Planning surgery for patients with medically refractory epilepsy often requires recording seizures using intracranial EEG. Quantitative measures derived from interictal intracranial EEG yield potentially appealing biomarkers to guide these surgical procedures; however, their utility is limited by the sparsity of electrode implantation as well as the normal confounds of spatiotemporally varying neural activity and connectivity. We propose that comparing intracranial EEG recordings to a normative atlas of intracranial EEG activity and connectivity can reliably map abnormal regions, identify targets for invasive treatment and increase our understanding of human epilepsy. Merging data from the Penn Epilepsy Center and a public database from the Montreal Neurological Institute, we aggregated interictal intracranial EEG retrospectively across 166 subjects comprising >5000 channels. For each channel, we calculated the normalized spectral power and coherence in each canonical frequency band.
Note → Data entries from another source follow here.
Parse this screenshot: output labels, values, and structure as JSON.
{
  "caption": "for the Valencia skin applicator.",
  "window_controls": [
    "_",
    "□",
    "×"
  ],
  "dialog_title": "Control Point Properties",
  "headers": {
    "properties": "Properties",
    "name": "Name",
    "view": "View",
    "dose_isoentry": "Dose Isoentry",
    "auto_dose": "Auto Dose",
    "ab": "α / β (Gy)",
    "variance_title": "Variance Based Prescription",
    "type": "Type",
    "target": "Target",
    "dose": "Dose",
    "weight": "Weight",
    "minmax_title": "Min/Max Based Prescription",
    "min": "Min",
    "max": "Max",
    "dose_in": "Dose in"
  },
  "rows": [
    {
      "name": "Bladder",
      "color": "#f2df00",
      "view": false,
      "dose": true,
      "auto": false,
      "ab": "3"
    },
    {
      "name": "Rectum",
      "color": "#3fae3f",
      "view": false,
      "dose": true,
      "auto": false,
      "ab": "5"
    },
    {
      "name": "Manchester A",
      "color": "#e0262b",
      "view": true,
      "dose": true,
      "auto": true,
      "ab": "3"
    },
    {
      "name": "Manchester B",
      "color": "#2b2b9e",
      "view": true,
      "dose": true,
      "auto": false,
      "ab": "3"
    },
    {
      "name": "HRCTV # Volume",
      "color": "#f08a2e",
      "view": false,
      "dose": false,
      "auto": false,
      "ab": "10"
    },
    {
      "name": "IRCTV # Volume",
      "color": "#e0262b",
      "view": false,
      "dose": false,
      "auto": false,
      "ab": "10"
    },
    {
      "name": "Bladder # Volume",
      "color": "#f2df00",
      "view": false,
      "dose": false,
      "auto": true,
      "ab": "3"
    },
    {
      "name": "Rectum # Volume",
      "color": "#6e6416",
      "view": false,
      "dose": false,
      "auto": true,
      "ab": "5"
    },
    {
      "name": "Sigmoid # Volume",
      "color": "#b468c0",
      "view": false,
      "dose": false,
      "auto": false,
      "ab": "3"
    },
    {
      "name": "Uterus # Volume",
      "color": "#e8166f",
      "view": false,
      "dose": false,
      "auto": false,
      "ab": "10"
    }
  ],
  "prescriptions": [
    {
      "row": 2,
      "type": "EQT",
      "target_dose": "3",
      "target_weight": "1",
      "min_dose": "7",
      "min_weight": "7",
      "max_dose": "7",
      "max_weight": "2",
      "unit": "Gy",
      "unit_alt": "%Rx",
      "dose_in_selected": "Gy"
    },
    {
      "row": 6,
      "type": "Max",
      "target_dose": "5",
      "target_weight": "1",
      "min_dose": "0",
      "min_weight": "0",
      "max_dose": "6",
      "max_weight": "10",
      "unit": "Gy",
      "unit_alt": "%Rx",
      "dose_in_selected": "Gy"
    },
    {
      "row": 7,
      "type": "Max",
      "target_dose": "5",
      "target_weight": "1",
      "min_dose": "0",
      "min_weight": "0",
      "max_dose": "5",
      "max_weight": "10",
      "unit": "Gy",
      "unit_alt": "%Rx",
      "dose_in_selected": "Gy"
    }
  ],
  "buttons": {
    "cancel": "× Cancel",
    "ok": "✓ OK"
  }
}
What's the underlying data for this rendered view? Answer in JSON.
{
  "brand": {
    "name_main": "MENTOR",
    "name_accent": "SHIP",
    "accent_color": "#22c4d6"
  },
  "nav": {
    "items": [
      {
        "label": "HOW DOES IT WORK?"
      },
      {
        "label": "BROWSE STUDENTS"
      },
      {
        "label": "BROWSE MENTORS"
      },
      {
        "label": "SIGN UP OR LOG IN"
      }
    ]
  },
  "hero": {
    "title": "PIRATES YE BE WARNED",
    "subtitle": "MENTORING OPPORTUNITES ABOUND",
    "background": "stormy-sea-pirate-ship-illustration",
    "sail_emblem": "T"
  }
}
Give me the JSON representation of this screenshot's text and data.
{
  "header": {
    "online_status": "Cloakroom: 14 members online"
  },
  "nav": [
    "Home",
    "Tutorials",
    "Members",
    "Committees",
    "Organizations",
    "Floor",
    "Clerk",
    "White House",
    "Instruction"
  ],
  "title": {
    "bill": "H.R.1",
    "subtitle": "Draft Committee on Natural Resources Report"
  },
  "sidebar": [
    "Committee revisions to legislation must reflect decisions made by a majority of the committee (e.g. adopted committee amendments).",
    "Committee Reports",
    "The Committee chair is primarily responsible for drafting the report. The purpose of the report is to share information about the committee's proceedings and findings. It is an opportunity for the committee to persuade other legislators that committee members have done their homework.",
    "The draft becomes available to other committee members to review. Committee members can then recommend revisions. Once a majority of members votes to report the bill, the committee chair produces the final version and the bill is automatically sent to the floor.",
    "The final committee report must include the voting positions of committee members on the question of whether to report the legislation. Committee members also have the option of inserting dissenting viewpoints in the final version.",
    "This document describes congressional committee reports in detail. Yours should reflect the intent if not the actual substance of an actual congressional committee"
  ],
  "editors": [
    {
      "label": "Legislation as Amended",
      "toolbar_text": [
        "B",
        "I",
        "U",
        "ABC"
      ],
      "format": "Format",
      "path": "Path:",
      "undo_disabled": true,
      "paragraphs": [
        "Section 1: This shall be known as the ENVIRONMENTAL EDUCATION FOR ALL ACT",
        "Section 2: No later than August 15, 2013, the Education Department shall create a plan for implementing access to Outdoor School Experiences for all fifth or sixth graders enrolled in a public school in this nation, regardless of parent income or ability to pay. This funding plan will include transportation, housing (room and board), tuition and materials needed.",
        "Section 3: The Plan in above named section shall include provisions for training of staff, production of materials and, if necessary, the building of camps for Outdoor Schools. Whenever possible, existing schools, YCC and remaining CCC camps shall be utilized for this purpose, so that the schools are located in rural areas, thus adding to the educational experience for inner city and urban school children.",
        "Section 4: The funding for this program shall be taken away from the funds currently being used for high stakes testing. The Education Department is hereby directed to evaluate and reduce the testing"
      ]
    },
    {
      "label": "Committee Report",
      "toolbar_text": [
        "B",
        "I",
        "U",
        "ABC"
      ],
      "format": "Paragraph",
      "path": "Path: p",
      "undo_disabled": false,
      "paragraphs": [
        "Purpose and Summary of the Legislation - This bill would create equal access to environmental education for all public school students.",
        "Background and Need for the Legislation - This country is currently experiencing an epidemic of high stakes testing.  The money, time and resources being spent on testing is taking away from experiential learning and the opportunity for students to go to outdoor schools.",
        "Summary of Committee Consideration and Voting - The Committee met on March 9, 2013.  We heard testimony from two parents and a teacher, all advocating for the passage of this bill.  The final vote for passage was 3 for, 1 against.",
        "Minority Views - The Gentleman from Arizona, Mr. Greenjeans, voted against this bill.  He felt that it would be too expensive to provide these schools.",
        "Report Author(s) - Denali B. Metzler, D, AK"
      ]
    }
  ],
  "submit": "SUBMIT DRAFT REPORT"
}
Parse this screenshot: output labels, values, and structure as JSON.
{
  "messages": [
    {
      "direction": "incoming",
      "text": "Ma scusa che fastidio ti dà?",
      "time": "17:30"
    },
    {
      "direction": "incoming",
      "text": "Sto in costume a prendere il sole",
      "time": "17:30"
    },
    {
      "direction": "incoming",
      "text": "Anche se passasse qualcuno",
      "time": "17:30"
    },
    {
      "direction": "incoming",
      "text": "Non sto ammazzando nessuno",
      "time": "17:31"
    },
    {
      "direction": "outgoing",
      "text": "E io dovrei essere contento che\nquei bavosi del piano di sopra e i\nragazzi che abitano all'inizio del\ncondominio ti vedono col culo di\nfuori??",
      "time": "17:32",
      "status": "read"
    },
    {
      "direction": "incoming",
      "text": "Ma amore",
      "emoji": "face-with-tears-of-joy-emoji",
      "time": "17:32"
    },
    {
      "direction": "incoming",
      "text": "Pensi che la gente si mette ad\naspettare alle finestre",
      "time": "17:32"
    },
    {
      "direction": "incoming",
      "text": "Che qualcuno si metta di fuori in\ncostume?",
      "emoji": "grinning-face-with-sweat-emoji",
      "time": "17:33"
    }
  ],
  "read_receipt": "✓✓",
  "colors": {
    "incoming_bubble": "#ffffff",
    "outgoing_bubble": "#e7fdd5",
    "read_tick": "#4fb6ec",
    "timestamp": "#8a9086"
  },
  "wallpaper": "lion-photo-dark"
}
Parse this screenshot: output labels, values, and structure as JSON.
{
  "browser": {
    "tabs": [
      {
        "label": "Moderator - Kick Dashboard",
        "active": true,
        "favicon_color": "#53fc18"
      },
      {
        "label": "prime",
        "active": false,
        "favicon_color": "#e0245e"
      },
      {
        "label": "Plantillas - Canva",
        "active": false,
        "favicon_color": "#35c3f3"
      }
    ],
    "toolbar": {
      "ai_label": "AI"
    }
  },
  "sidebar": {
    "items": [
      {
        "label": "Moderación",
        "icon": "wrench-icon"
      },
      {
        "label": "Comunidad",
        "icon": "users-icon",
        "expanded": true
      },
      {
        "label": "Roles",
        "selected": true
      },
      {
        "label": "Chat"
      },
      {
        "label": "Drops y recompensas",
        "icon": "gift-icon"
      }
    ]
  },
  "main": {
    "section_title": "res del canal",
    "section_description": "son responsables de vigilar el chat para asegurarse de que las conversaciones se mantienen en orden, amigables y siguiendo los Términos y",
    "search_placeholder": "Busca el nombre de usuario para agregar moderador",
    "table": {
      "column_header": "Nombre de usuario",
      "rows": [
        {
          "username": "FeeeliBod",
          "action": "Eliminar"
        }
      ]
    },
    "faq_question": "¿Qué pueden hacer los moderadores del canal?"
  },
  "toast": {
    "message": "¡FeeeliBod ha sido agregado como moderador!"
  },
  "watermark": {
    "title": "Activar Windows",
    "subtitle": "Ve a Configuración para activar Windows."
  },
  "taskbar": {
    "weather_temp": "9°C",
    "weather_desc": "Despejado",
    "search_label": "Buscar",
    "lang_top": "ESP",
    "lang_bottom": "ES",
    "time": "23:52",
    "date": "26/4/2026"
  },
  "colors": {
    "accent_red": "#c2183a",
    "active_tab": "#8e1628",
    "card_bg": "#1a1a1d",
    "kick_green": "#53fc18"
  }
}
We constructed an intracranial EEG atlas by mapping the distribution of each feature across the brain and tested the atlas against data from novel patients by generating a z-score for each channel. We demonstrate that for seizure onset zones within the mesial temporal lobe, measures of connectivity abnormality provide greater distinguishing value than univariate measures of abnormal neural activity. We also find that patients with a longer diagnosis of epilepsy have greater abnormalities in connectivity. By integrating measures of both single-channel activity and inter-regional functional connectivity, we find a better accuracy in predicting the seizure onset zones versus normal brain (area under the curve = 0.77) compared with either group of features alone. We propose that aggregating normative intracranial EEG data across epilepsy centres into a normative atlas provides a rigorous, quantitative method to map epileptic networks and guide invasive therapy. We publicly share our data, infrastructure and methods, and propose an international framework for leveraging big data in surgical planning for refractory epilepsy.